Thursday, 24 March 2011

Mental Health (Involuntary Procedures) (Amendment) Bill 2008: Committee Stage (Resumed) and Remaining Stages

 

12:00 pm

Photo of Ivana BacikIvana Bacik (Independent)

I welcome the Bill and I am very glad it has been given extra time today. I pay tribute to Senator Boyle and former Senator Déirdre de Búrca who were both responsible for promoting the Bill. I also pay tribute to the campaigners who have highlighted the abuse of human rights as a result of the existing wording of section 59 of the 2001 Act. We are all on the same side and I am delighted the Minister of State has committed to changing the wording. We are all agreed that section 59 denies the right of a competent patient to refuse ECT and we all want to change that position. I am grateful to Amnesty International for its briefings, proposing that this needed to be changed and expressing the view that a comprehensive package of reforms needed to be introduced.

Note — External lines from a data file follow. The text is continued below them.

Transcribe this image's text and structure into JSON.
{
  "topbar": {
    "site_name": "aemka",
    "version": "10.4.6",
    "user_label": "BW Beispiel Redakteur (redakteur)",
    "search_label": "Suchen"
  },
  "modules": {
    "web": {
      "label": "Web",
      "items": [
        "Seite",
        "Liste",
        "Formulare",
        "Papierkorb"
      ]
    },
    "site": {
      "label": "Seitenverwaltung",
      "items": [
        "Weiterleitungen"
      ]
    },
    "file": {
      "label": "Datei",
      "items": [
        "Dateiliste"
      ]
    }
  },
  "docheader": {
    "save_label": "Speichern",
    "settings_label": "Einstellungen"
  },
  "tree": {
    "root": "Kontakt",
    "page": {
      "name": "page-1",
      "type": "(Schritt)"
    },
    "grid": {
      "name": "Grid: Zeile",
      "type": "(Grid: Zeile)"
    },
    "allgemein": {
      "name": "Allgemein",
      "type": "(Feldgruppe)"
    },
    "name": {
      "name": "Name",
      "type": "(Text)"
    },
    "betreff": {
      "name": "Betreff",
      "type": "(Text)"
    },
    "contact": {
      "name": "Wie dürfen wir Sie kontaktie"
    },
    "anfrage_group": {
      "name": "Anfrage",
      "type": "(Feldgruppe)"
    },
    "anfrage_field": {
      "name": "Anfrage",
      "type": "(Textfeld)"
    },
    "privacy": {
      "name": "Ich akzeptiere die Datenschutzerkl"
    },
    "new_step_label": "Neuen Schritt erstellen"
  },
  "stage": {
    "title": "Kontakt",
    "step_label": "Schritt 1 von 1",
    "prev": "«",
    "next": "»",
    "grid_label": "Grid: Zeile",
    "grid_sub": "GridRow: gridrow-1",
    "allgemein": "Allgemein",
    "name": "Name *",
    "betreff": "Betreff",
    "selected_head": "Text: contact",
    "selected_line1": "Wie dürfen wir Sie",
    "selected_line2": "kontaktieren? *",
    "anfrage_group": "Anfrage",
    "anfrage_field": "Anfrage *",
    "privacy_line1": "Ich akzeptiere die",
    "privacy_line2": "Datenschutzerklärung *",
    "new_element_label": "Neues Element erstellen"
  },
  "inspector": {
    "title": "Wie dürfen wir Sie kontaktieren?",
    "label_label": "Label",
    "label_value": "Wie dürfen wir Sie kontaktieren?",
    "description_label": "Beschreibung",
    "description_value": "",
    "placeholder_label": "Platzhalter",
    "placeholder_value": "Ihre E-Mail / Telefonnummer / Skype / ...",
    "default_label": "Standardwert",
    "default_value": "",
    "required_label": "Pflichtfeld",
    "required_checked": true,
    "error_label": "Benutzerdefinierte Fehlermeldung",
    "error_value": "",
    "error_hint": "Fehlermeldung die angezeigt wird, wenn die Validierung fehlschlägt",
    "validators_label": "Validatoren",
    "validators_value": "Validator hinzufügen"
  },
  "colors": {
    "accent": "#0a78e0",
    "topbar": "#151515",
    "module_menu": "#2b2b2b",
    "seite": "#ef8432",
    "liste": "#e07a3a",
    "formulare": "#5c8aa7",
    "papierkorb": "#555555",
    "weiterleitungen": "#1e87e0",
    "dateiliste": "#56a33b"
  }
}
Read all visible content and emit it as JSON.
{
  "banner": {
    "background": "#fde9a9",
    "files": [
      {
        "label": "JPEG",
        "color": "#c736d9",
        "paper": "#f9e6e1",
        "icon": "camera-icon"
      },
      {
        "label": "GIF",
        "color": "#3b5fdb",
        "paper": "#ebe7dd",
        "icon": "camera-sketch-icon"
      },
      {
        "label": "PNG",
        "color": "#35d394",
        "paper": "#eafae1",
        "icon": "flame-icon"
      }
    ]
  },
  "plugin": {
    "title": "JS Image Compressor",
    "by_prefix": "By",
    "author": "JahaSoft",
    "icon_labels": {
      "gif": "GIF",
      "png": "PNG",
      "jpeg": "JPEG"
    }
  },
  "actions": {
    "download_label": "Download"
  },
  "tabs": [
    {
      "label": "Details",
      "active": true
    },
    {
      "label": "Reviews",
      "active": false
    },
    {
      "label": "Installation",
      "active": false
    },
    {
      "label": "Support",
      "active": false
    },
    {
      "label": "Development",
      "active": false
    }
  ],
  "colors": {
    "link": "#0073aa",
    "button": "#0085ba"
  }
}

The Bill represents an opportunity for the Minister of State and the other House to consider what needs to be done to provide for proper safeguards in the administration of ECT in the very rare and exceptional cases in which it continues to be performed. I believe most such occasions take place on a voluntary basis.

I welcome the Minister of State and express my delight that she has been appointed to her role, in which she will be excellent.

We are all keen to ensure anyone who is able to refuse consent is not denied his or her right of refusal. It is a critical point which is addressed in the amendment. The deletion of the words "or unwilling" from section 59(1)(b) of the Mental Health Act 2001 is critical and will ensure competent patients will have the right to refuse ECT, as they should be able to do under international human rights law and the Constitution. However, their mere deletion is not enough. As Senator Boyle acknowledged, the provisions of the Bill are not enough to ensure adequate safeguards for mental health patients. The other human rights concerns raised by organisations such as Amnesty International about section 60 of the Act, the need for comprehensive capacity legislation, the right of appeal and the provision of a ban on the administration of ECT in the case of minors all need to be dealt with in more comprehensive legislation aimed at protecting the rights of patients and ensuring we will be in compliance with international standards and best practice.

All of these issues have to inform the debate. We are all trying to strike a better balance than that struck in the 2001 Act and all accept that there are flaws in the Bill we are debating. The best we can do today is to accept the amendment. Senator Boyle accepts that the wording of amendment No. 2 is flawed, but I am happy to accept amendment No. 3 and withdraw my opposition to section 2. I understand he is happy to accept amendment No. 4. In a spirit of co-operation, therefore, we can proceed to accept the Bill and I am very happy to support it. We all want to see more comprehensive legislation put in place to protect the human rights of psychiatric patients.